In what can only be described as one of the happiest moments of her life, Paula received her FOCM card. 

 

 

 

 

It was a fun evening.  Others in attendance: Rob Sucharski, Duncan Shaw, Peter Payne,  Lauren Sherwood, Heather Malinowski*, Steve Young, Peter Weiman*.

*1st time attendees

FOCM Welcomes New Members

On a warm, pleasant evening in October, the 1st day of the month to be precise, a significant event in FOCM history occurred; 4 new members received their cards.

I was in the RTP area to attend the Arena International Clinical Trial Supply Southeast meeting and hosted a FOCM networking event at the Sheraton Imperial Lobby Bar.

Attending that night were long time* members as well as first timers+.  As best I can recall, the following people were there: Michael Williams*, Kris Gustafson*, Mike Burrows*, Rosina Pavia*, Paul Oldfield*, Tim Sauls*, David Holland, Carolyn Waff+, Lauren Sherwood, Israel Bocanegra+, Shae Wilkins* (traveled the farthest) .

Receiving their membership cards were: Lauren Sherwood, Carolyn Waff, David Holland and Israel Bocanegra.  As you can expect, emotions ran high during the card ceremony, with many people wiping tears from their eyes.  The look of sheer joy on their faces the moment they realized they’d completed the sometimes long, sometimes short, but neverthless arduous and rigorous initiation process.

Carolyn Waff

David Holland

Lauren Sherwood

 

 

 

 

 

Israel Bocanegra

 

 

 

 

 

Happy Inductees – 10/1/2018

LaunchBio NC Networking

LaunchBio (LaunchBio) holds events on the first Thursday of the month in Durham, NC.  They are held in the Chesterfield Building in the downtown area.  The building was formerly a cigarette manufacturing building.  It has now been converted and there is incubator lab space for drug discovery and development.

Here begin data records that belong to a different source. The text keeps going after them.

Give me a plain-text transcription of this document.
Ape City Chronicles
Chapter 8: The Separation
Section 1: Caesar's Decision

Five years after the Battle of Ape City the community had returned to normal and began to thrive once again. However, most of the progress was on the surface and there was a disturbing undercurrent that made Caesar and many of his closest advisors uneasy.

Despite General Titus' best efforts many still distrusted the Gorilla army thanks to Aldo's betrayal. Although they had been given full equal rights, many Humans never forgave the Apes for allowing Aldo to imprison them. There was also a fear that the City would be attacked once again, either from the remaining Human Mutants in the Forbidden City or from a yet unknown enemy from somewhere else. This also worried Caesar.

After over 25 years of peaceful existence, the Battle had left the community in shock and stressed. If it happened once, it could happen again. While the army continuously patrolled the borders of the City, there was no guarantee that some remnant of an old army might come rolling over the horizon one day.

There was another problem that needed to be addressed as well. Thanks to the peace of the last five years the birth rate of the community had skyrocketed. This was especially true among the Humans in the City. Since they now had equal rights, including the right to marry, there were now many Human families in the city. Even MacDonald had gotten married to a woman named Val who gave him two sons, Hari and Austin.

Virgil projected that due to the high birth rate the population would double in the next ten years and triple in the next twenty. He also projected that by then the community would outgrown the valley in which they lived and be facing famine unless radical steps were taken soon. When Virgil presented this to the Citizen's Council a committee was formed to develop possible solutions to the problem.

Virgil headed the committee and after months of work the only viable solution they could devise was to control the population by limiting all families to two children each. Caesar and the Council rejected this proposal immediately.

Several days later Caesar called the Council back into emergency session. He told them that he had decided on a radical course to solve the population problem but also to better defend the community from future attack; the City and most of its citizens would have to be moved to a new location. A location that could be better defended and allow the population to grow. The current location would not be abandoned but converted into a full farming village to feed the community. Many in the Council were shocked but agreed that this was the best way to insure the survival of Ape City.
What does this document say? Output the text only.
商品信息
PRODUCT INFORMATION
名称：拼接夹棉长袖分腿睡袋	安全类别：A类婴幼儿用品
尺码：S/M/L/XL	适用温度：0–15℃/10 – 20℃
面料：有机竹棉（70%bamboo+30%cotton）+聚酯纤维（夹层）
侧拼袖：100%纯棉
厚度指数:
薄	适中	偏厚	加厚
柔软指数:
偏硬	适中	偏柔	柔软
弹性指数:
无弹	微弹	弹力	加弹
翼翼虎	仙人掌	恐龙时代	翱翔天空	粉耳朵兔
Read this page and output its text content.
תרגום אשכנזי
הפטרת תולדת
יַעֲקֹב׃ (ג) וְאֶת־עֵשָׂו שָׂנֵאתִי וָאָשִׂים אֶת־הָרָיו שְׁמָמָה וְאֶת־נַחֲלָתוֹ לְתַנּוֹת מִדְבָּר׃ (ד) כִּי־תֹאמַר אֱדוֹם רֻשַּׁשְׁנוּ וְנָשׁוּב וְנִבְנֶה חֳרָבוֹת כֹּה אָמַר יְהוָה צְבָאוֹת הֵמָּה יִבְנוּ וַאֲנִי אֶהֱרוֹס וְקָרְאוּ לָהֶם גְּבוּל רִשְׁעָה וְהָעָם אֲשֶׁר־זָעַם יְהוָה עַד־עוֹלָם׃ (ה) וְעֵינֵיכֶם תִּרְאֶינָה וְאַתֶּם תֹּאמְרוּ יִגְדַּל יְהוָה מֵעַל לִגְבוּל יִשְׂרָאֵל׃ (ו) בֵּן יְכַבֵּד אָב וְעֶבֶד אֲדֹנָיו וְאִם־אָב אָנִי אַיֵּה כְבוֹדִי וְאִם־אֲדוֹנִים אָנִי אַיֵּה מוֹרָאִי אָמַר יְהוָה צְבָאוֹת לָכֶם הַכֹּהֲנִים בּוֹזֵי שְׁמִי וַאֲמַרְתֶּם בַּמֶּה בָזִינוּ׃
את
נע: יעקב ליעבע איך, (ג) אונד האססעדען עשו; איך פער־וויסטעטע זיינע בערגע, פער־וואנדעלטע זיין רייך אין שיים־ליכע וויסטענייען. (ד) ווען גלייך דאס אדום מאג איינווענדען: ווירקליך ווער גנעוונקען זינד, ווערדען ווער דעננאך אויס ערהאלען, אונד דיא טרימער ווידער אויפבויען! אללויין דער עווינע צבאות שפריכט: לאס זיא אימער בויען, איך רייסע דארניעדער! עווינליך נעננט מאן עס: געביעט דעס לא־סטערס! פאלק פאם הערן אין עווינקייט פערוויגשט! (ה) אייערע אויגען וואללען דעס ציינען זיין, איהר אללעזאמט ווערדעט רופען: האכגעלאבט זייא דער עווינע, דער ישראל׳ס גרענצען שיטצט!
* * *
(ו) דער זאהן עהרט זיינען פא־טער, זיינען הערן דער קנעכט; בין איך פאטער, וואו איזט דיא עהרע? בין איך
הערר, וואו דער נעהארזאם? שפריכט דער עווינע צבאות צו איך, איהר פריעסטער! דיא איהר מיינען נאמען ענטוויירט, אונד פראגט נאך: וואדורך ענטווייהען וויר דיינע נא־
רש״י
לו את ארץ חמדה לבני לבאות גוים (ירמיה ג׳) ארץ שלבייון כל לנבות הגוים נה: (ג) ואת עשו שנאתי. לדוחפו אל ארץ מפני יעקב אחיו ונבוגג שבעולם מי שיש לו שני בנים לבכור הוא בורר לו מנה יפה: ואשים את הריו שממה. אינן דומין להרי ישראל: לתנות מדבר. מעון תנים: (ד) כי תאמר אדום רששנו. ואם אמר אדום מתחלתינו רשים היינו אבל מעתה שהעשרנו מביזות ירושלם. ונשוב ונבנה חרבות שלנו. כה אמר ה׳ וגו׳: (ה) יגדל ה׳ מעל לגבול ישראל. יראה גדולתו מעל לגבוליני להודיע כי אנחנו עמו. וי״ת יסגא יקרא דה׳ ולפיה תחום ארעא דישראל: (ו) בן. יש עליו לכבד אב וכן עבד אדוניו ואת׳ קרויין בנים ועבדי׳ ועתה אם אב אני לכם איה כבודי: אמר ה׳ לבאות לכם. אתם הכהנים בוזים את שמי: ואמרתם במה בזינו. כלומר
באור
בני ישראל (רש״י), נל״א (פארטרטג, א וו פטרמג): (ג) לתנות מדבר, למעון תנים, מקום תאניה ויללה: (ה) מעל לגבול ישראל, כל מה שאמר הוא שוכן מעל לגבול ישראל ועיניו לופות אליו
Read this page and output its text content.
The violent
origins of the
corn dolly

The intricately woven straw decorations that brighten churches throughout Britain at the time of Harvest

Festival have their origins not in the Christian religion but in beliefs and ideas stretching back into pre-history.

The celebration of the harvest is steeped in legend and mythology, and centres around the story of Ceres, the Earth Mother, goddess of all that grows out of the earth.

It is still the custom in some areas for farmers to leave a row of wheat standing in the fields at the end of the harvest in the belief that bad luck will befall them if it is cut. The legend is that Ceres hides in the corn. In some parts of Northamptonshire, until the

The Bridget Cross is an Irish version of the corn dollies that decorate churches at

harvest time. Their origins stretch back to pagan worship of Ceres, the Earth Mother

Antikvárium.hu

It is a great opportunity for networking with people involved in the clinical research industry.  Here I am enjoying a Durty Bull Lager beer and conversation with Peter Weiman and David Holland (they’re drinking the IPA that was being served).

LaunchBio_August_2018_Web-10

FOCM New Members and DIA 2018

FOCM was busy before and at the DIA convention in Boston in June.  FOCM along with Zymewire, Investigator Support Services, Kwipped and DataMatrix sponsored the 2nd annual Sunday night networking event before DIA exhibits opened.  In the exhibit hall, FOCM gave its seal of approval to several vendors, assisTek being one.  Unfortunately, the Arizona State Sun Devil hand sign snuck into the picture.  In the shadow on the table, it appears to be a weapon of some kind.

Clinical Reconnections Event Hosts

assisTek

 

 

 

 

 

 

 

At the recent annual Drug Information Association (DIA) meeting held in Boston last month, two outstanding individuals completed the grueling probationary period, thorough background checks and initiation process. Please join me in welcoming Andrew Suri and Megan Carson to FOCM. As others who have received their membership cards, the ceremony itself can be emotionally draining. This was no exception, the sheer joy on their faces tells the story.

Andrew is Director of Business Development for Clinogix.  Megan is Assistant Project Manager at assisTek.